Quickly, this condition was followed by what has seemed to be never-ending dampness and mild weather all through the autumn. We’ll have a few nice days, and then the sky opens up again.

I was happy that the Master Naturalist Conference coincided with a break in the weather so we could do all our field trips, but right after that, it’s been dark and wet again. My Geometry post has images of the fog in Austin from this week; in fact, three days in a row there was enough fog to make driving a bit scary.

img_4913
This culvert is intended to keep the pond from overfilling and washing away the dam. Since it overfilled a couple of times, we now also have a back-up culvert. It’s engaged once this year.

Here at the Hermits’ Rest it was just as foggy, and there was a lot more rain than in Austin. When I arrived to the ranch yesterday, it had just rained a lot, and Walker’s Creek was at the top of its banks. The arroyo was flowing away, and the dogs had a blast running through the output of the dam culvert.

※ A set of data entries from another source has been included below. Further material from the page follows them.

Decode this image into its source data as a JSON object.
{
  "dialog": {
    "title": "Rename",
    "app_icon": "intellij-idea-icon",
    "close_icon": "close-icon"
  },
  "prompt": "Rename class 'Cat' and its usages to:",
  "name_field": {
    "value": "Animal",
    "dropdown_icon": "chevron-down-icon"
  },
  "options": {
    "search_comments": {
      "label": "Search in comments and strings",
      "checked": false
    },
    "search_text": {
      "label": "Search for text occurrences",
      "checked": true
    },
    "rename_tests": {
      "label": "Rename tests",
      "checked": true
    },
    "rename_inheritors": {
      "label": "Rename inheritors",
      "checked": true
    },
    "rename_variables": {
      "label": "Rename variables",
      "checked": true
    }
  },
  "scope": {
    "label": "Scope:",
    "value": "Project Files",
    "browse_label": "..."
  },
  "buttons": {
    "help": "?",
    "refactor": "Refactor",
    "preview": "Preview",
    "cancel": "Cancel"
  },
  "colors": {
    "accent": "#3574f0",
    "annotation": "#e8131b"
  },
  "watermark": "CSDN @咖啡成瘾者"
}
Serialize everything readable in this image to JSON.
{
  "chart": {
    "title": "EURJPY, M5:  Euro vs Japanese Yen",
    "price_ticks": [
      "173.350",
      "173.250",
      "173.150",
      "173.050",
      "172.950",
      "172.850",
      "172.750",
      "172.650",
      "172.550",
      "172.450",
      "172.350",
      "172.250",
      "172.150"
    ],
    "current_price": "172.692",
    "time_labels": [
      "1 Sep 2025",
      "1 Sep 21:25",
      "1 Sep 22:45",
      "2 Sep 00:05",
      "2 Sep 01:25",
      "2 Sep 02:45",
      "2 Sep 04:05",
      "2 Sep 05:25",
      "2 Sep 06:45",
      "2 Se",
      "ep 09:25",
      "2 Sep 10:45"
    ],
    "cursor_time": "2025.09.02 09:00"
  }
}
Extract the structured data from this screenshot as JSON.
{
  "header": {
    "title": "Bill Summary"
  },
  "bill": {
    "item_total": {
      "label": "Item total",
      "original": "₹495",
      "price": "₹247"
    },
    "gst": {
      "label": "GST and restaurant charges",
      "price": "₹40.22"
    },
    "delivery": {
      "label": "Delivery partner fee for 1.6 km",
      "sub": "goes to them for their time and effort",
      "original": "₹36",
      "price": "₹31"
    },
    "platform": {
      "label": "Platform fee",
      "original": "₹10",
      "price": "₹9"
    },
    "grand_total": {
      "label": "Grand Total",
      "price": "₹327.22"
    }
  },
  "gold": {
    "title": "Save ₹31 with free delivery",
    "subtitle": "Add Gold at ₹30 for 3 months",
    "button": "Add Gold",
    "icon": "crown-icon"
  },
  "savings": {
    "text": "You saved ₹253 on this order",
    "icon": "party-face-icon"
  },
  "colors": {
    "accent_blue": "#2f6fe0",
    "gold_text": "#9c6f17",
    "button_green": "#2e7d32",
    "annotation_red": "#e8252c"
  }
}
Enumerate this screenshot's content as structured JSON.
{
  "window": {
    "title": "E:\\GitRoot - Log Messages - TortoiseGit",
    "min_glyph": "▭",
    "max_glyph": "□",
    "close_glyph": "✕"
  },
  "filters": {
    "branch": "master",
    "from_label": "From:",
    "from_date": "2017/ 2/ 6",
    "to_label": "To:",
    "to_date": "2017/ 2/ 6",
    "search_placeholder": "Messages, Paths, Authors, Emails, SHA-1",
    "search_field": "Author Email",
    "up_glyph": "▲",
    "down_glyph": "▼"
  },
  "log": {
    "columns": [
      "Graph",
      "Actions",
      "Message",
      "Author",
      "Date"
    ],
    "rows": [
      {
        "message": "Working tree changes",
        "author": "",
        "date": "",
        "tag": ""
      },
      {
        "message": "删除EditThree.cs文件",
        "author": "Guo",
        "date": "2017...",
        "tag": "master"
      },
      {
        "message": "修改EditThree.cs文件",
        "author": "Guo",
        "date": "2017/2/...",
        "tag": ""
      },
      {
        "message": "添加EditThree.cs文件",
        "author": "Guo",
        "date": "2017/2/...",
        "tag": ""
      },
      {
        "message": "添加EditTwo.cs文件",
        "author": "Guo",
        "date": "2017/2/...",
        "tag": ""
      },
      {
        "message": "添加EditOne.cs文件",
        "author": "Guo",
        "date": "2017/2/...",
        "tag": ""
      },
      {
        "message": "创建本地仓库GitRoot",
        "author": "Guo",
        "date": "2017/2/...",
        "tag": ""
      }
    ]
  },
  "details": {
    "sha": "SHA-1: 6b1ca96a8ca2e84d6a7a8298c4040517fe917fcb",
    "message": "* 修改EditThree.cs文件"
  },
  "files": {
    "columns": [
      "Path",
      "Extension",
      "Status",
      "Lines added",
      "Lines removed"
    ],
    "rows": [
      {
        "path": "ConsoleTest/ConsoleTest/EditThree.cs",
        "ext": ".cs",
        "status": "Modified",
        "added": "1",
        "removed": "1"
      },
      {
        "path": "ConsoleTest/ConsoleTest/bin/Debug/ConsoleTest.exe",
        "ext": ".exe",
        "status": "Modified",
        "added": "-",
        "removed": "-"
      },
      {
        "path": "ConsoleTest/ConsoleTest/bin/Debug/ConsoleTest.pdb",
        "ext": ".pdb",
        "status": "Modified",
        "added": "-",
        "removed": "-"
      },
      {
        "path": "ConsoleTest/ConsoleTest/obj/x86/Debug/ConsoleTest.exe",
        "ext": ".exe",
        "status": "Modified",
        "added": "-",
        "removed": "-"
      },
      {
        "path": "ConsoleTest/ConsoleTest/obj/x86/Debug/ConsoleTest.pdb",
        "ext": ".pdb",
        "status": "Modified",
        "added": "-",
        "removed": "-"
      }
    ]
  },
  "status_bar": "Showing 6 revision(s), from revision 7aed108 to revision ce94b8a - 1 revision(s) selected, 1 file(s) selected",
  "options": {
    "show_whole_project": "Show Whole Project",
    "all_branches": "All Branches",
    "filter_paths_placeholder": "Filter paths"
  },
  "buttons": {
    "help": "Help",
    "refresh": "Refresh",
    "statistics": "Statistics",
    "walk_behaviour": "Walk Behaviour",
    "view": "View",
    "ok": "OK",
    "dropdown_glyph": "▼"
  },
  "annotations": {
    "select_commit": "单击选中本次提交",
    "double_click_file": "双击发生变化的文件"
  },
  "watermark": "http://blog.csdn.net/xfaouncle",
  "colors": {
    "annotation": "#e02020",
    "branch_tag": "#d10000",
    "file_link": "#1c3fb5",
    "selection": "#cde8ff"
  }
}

Last night, just as we went to bed, another downpour began. There was .8″ over night, which made almost two inches in 24 hours.

img_4904
That sliver of water to the left of the driveway just before the gate usually can’t be seen from the house (by short people like me, anyway).

Usually you can’t see the front pond from the house, because the water level is too low. This view through the second-floor window (and screen) shows you it was visible this morning!

img_4903
Don’t the screens and the blinds add an air of mystery to the very full back pond? I usually doesn’t go all the way to that black thing at right (which is an old well or something).

The back pond had even spread farther to the east than usual.

img_4915
View from the car. The creek is usually about ten feet wide. It’s been lots worse, though.

And the creek was flowing into the flood plain meadow. I tell you what, I am glad to be enjoying some sunshine this afternoon as I take a break from work to type this! Maybe the ground will be a little less soggy when I head out to feed animals.